Why? Because I firmly believe referee’s decisions — right or wrong — are a part of the game. It’s no different than a shooter missing an open net or a goaltender allowing a soft goal. You accept it, and you move on.

But there has to be consistency from the league office. The rule clearly states it is interference if a defensive player is shoved into his goaltender. That’s exactly what happened. Just because it was already a high-danger scoring chance does not mean you ignore a violation. That’s absurd.

Social media has been abuzz about the call ever since it came down, and the situation has not been helped that on-ice officials and the league’s player safety department also blew a critical call involving Bennett in Game 3.

In a play that looked innocuous at the time, Bennett and Boston forward Brad Marchand collided near the bench. It looked like a normal hit, except Marchand went down in a heap and was eventually ruled out of Game 4. It took some time, but a video replay was later unearthed that showed that Bennett punched Marchand in the face when they collided, which explains Marchand’s severe reaction.

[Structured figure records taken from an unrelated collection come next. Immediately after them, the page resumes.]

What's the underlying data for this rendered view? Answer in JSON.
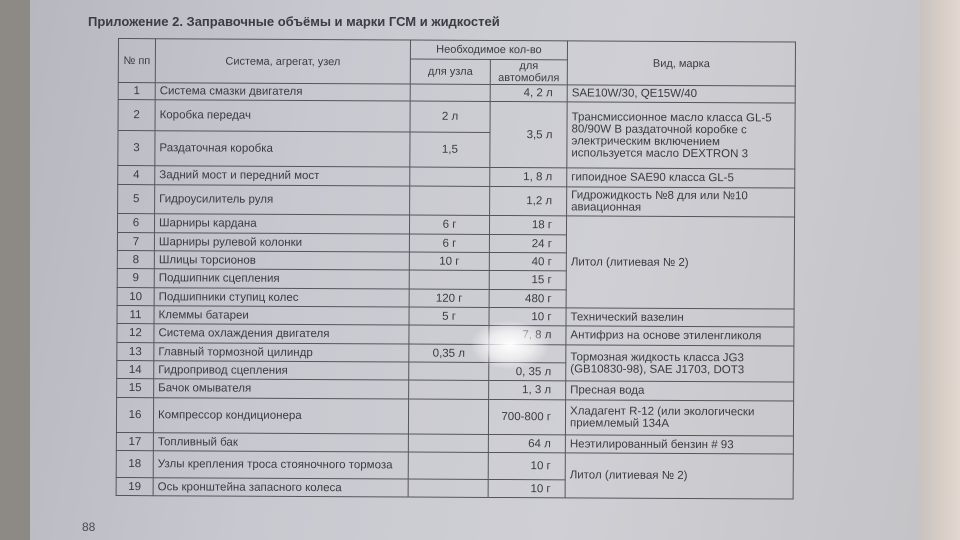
{
  "title": "Приложение 2. Заправочные объёмы и марки ГСМ и жидкостей",
  "headers": {
    "num": "№ пп",
    "system": "Система, агрегат, узел",
    "qty": "Необходимое кол-во",
    "unit": "для узла",
    "car": "для автомобиля",
    "brand": "Вид, марка"
  },
  "rows": [
    {
      "n": "1",
      "name": "Система смазки двигателя",
      "unit": "",
      "car": "4, 2 л",
      "brand": "SAE10W/30, QE15W/40"
    },
    {
      "n": "2",
      "name": "Коробка передач",
      "unit": "2 л",
      "car": "3,5 л",
      "brand": "Трансмиссионное масло класса GL-5  80/90W В раздаточной коробке с электрическим включением используется масло DEXTRON 3"
    },
    {
      "n": "3",
      "name": "Раздаточная коробка",
      "unit": "1,5"
    },
    {
      "n": "4",
      "name": "Задний мост и передний мост",
      "unit": "",
      "car": "1, 8 л",
      "brand": "гипоидное SAE90 класса GL-5"
    },
    {
      "n": "5",
      "name": "Гидроусилитель руля",
      "unit": "",
      "car": "1,2 л",
      "brand": "Гидрожидкость №8 для  или №10 авиационная"
    },
    {
      "n": "6",
      "name": "Шарниры кардана",
      "unit": "6 г",
      "car": "18 г",
      "brand": "Литол (литиевая № 2)"
    },
    {
      "n": "7",
      "name": "Шарниры рулевой колонки",
      "unit": "6 г",
      "car": "24 г"
    },
    {
      "n": "8",
      "name": "Шлицы торсионов",
      "unit": "10 г",
      "car": "40 г"
    },
    {
      "n": "9",
      "name": "Подшипник сцепления",
      "unit": "",
      "car": "15 г"
    },
    {
      "n": "10",
      "name": "Подшипники ступиц колес",
      "unit": "120 г",
      "car": "480 г"
    },
    {
      "n": "11",
      "name": "Клеммы батареи",
      "unit": "5 г",
      "car": "10 г",
      "brand": "Технический вазелин"
    },
    {
      "n": "12",
      "name": "Система охлаждения двигателя",
      "unit": "",
      "car": "7, 8 л",
      "brand": "Антифриз на основе этиленгликоля"
    },
    {
      "n": "13",
      "name": "Главный тормозной цилиндр",
      "unit": "0,35 л",
      "car": "",
      "brand": "Тормозная жидкость класса JG3 (GB10830-98), SAE J1703, DOT3"
    },
    {
      "n": "14",
      "name": "Гидропривод сцепления",
      "unit": "",
      "car": "0, 35 л"
    },
    {
      "n": "15",
      "name": "Бачок омывателя",
      "unit": "",
      "car": "1, 3 л",
      "brand": "Пресная вода"
    },
    {
      "n": "16",
      "name": "Компрессор кондиционера",
      "unit": "",
      "car": "700-800 г",
      "brand": "Хладагент R-12 (или экологически приемлемый 134A"
    },
    {
      "n": "17",
      "name": "Топливный бак",
      "unit": "",
      "car": "64 л",
      "brand": "Неэтилированный бензин # 93"
    },
    {
      "n": "18",
      "name": "Узлы крепления троса стояночного тормоза",
      "unit": "",
      "car": "10 г",
      "brand": "Литол (литиевая № 2)"
    },
    {
      "n": "19",
      "name": "Ось кронштейна запасного колеса",
      "unit": "",
      "car": "10 г"
    }
  ],
  "page_number": "88"
}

Again, you cannot blame on-ice officials, because it happened quickly and did not look suspicious. But isn’t that type of video review exactly why the NHL has a player safety department? How does a cheap shot like that — TNT analyst Colby Armstrong said on air about Bennett, “He’s sneaky and he’s nasty. He’s a nasty, nasty man.” — not lead to a suspension? Especially since Boston had to play without Marchand in Game 4.

Look, I cannot emphasize enough how difficult the job is for on-ice officials. The game moves quickly, and bodies are flying everywhere. Questionable calls, missed calls, bad calls are to be expected. It’s part of the heartbreak of sport.

But there’s enough technology today to make sure the most egregious calls can be rectified. That there is some consistency to the way calls are interpreted from game to game and series to series.

Isn’t it time that the NHL figures that out?